This is the second time on this blog where the words "airline" and "crash" are used together but fortunately we are referring to websites, not airplanes (see
Pet Airways Crashes on Opening Day). The above graph shows the results of a CapCal Crash Test on a new promotional site for one of the major airlines (sorry, I can't use their name without legal approval).
There are only two pages in this test, the first one going to the main page and the next one submitting a registration form. The objective of a crash test is not to actually to crash the site but to find the point at which performance starts taking a nosedive (there's that airplane thing again). "Good" response time is less than a second, where "bad" starts at about 2 seconds and goes up. (These aren't subjective measures as much as the result of having run thousands of tests and seeing the same pattern over and over - usually after it reaches 2 seconds it goes up rapidly from there).
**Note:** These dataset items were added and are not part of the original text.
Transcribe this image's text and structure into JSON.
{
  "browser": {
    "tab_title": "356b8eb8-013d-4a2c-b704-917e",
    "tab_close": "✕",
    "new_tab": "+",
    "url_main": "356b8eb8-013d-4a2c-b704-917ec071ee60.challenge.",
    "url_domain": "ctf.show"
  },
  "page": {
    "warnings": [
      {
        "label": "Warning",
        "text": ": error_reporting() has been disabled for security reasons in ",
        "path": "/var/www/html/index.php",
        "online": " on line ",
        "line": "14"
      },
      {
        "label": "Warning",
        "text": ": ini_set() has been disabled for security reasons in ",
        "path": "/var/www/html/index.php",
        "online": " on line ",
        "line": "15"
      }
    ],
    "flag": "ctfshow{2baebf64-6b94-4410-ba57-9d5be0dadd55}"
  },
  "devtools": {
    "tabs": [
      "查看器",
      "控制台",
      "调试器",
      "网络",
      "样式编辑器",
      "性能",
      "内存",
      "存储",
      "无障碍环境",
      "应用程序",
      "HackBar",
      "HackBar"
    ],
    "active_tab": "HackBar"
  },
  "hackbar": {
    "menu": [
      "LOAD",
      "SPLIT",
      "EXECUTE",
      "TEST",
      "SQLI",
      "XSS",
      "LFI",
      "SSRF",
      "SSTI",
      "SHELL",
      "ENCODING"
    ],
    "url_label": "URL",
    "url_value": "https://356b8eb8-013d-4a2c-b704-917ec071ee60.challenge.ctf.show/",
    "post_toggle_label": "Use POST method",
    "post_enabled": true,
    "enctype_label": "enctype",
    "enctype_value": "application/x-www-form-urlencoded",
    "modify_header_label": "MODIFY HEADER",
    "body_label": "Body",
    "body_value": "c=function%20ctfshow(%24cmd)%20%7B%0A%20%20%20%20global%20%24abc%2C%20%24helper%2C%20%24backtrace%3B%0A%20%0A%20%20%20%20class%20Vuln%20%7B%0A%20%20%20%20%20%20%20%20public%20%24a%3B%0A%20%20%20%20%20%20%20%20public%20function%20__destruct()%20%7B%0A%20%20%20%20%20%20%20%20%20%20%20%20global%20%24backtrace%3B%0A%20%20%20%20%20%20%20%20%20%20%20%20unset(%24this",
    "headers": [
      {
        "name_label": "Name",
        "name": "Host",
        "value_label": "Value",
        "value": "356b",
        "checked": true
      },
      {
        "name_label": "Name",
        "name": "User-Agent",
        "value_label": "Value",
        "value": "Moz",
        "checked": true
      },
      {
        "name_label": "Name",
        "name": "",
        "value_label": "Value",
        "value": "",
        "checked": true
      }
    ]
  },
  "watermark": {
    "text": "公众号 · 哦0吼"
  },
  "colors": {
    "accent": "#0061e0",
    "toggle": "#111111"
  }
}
This one was able to retain good response time until it reached around 400 users. At that point you can see the "hockey stick" effect in the red bars on the right that reach 6 seconds at about 1,340 users. At 2,000 users, most people would think the site was offline and go somewhere else. For all intents and purposes it has crashed, even though it is still handling requests. Since the average response time is 6 seconds, some of the pages are probably taking more than 10. Life is much too short for slow web apps.
However, have a look at the Site Errors column to the left of the green bars - at a little over 1,000 users the server starts generating errors, and those can be even worse than slow response times. Don't you just hate it when you get a "500 server error" after you've patiently filled in all the fields in a form? Wouldn't you hate it even more if you were the airline or the company that put together the web site? That's why scalability and performance go hand and hand but scalability is king!
The site we tested was a staging site that mirrors the production site so this is what they can realistically expect to see in production. This test used five small Amazon instances so the cost was negligible. Not too shabby for something that could prevent a million dollar disaster if the promotional campaign itself flopped because of a glitch in the web site!